Our Jenkins dev controller is slow on every page for users across the company. We’ve spent ~6 hours debugging and need fresh eyes.
Setup
- Jenkins 2.541.3 (Jetty 12.1.5, Java 21.0.9)
- Docker container, AWS EC2 r5a.2xlarge (8 vCPU / 64 GB), us-east-1
- JENKINS_HOME 177 GB on gp3 EBS (10k IOPS / 1000 MB/s)
- 136 agents (130 online — mostly k8s ephemeral pods + ~30 persistent)
- 130+ MultiBranch projects, 6,470 active branches, 436 top-level items
- Users mostly hit it from Israel (≈150 ms RTT to us-east-1)
Symptom
“Every page feels like 10–30 s to load.” Started ~3 days ago.
What we measured
- Server-side / TTFB: ~700 ms (fine)
- /api/json: 18–22 ms (fine)
- Dashboard / HTML payload: 4 MB uncompressed (~174 KB compressed)
- /computer/api/json: 6–8 s (130+ agents enumerated serially) — fires on every page (sidebar)
- iostat: load avg ~5, disk %util drains between waves
- Thread dump: previously showed concurrent BranchIndexing flooding the controller with fsyncs
What we tried (each verified, none solved it)
- Built-In Node numExecutors 8 → 2 (stopped BranchIndexing storm; confirmed in thread dump)
- Pipeline durability MAX_SURVIVABILITY → PERFORMANCE_OPTIMIZED (cut per-pipeline fsync)
- JVM heap -Xms8g → -Xms50g (matches -Xmx, no more G1 region resize)
- MAX_CONCURRENT_BRANCH_INDEXING=2 JVM property
- JavaMelody monitoring filter disabled (-Djavamelody.disabled=true)
- Datadog JMX disabled (was wired with no agent listening)
- GC log enabled (-Xlog:gc*)
- EBS gp3 throughput bumped 500 → 1000 MB/s
- Deleted 3 dead persistent agents (packer-builder, Permanent, etc.)
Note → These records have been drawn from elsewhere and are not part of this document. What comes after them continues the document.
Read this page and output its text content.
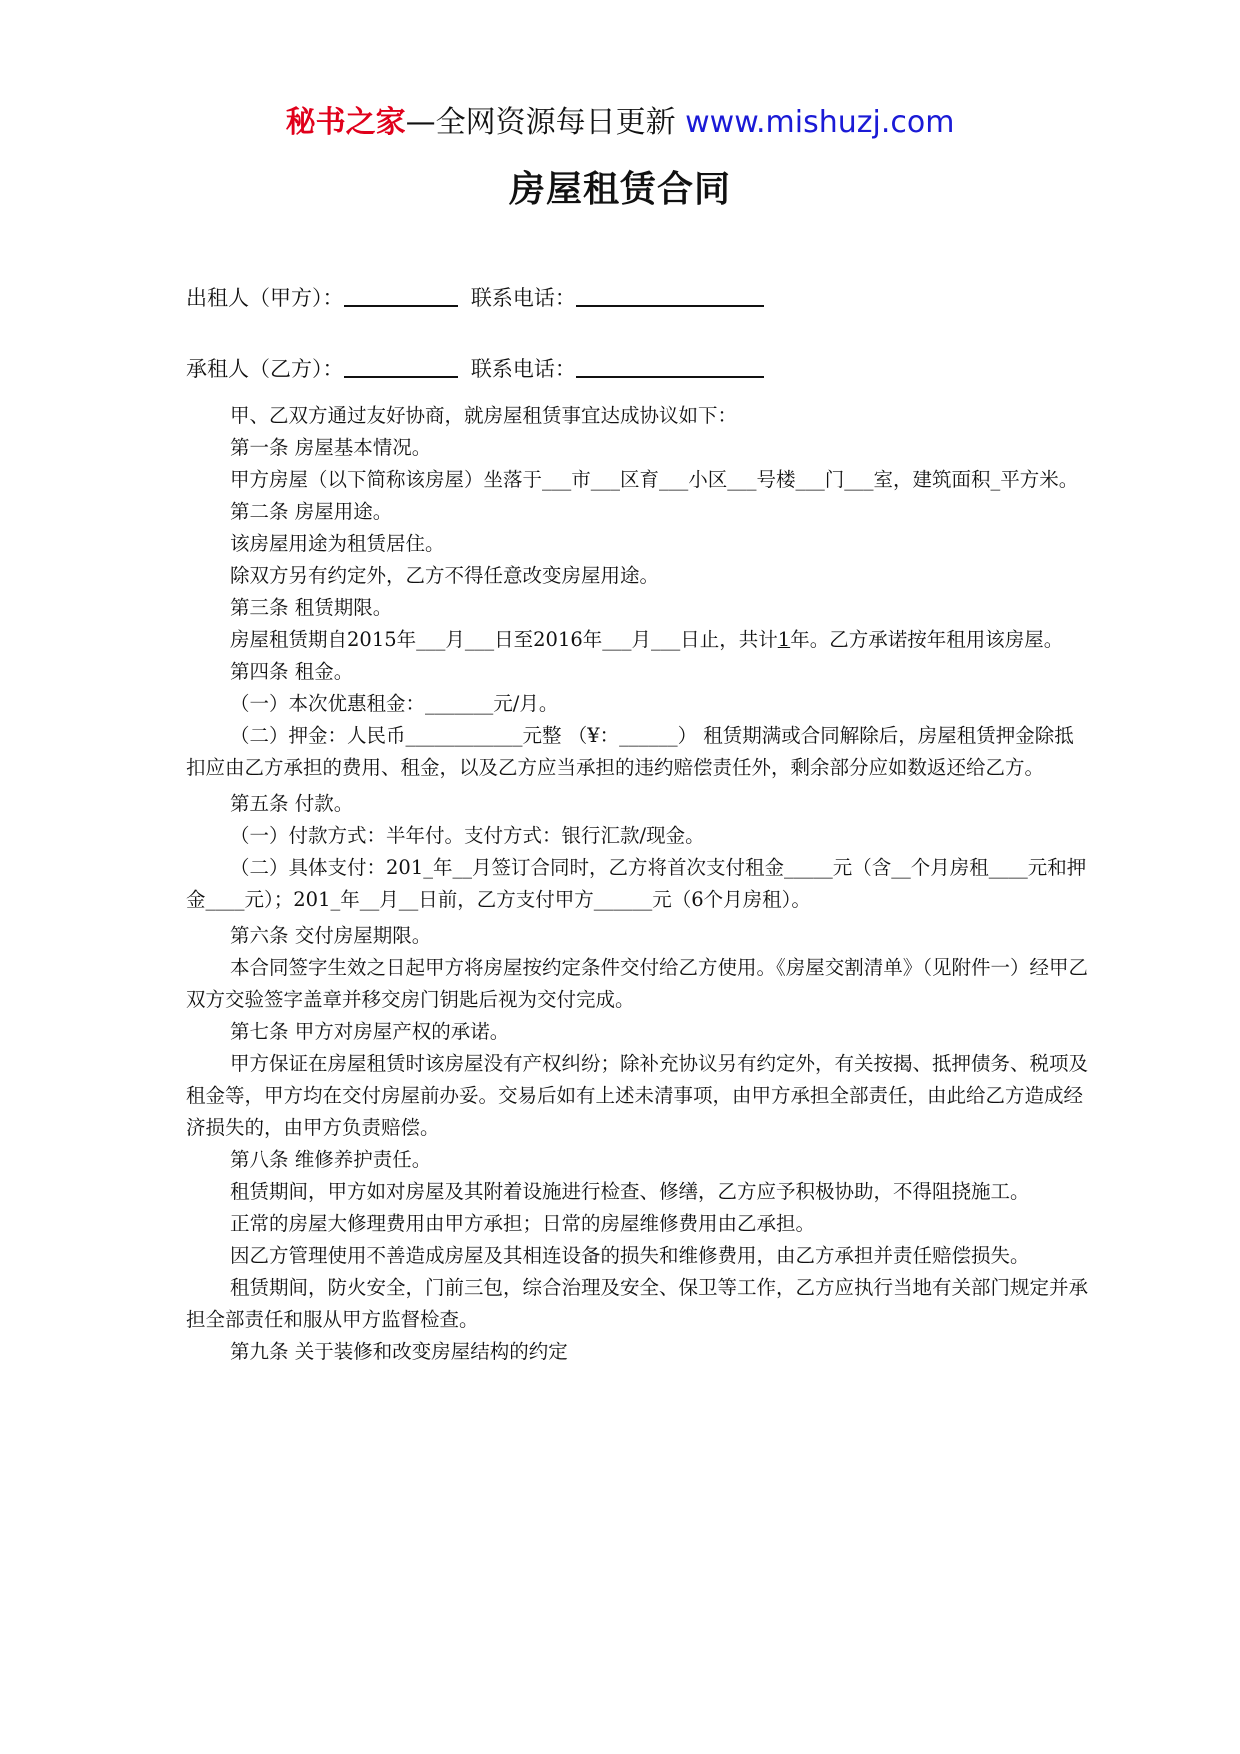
秘书之家—全网资源每日更新 www.mishuzj.com
房屋租赁合同
出租人（甲方）：	联系电话：
承租人（乙方）：	联系电话：

甲、乙双方通过友好协商，就房屋租赁事宜达成协议如下：

第一条 房屋基本情况。

甲方房屋（以下简称该房屋）坐落于___市___区育___小区___号楼___门___室，建筑面积_平方米。

第二条 房屋用途。

该房屋用途为租赁居住。

除双方另有约定外，乙方不得任意改变房屋用途。

第三条 租赁期限。

房屋租赁期自2015年___月___日至2016年___月___日止，共计1年。乙方承诺按年租用该房屋。

第四条 租金。

（一）本次优惠租金：_______元/月。

（二）押金：人民币____________元整 （¥：______） 租赁期满或合同解除后，房屋租赁押金除抵扣应由乙方承担的费用、租金，以及乙方应当承担的违约赔偿责任外，剩余部分应如数返还给乙方。

第五条 付款。

（一）付款方式：半年付。支付方式：银行汇款/现金。

（二）具体支付：201_年__月签订合同时，乙方将首次支付租金_____元（含__个月房租____元和押金____元）；201_年__月__日前，乙方支付甲方______元（6个月房租）。

第六条 交付房屋期限。

本合同签字生效之日起甲方将房屋按约定条件交付给乙方使用。《房屋交割清单》（见附件一）经甲乙双方交验签字盖章并移交房门钥匙后视为交付完成。

第七条 甲方对房屋产权的承诺。

甲方保证在房屋租赁时该房屋没有产权纠纷；除补充协议另有约定外，有关按揭、抵押债务、税项及租金等，甲方均在交付房屋前办妥。交易后如有上述未清事项，由甲方承担全部责任，由此给乙方造成经济损失的，由甲方负责赔偿。

第八条 维修养护责任。

租赁期间，甲方如对房屋及其附着设施进行检查、修缮，乙方应予积极协助，不得阻挠施工。

正常的房屋大修理费用由甲方承担；日常的房屋维修费用由乙承担。

因乙方管理使用不善造成房屋及其相连设备的损失和维修费用，由乙方承担并责任赔偿损失。

租赁期间，防火安全，门前三包，综合治理及安全、保卫等工作，乙方应执行当地有关部门规定并承担全部责任和服从甲方监督检查。

第九条 关于装修和改变房屋结构的约定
- Bulk-deleted some MultiBranch branches with last build >14 days
- Enabled HTTP/2 on Jetty (–httpsPort=443 → --http2Port=443) — verified curl --http2 returns version=2
- Tested MCP-server plugin disabled (just to rule out) — actually made /computer/api/json worse, re-enabled
- 3 Jenkins restarts during the session
- Zero plugins installed in last 5 days (ruled out recent plugin regression)
Where we suspect the remaining cost is
- 4 MB HTML payload from “All” view enumerating 436 top-level items → browser parse/paint time
- /computer/api/json 6–8 s blocks the executor-status sidebar AJAX on every nav
- Possible plugin filter overhead we haven’t isolated
What we’d love help with
- Anyone seen /computer/api/json stuck at 6–8 s with ~130 mostly-k8s agents? Any way to speed it up beyond deleting agents?
- Is there a way to render Jenkins’s “All” view without enumerating every MultiBranch project’s children?
- Is the 4 MB HTML payload symptomatic of a known plugin (e.g. Blue Ocean, build-monitor) injecting per-item gadgets?
- Recommended next step — instance upsize, branch retention overhaul, or some other knob we missed?
Happy to share thread dumps, GC logs, or specific URLs of slow requests on request.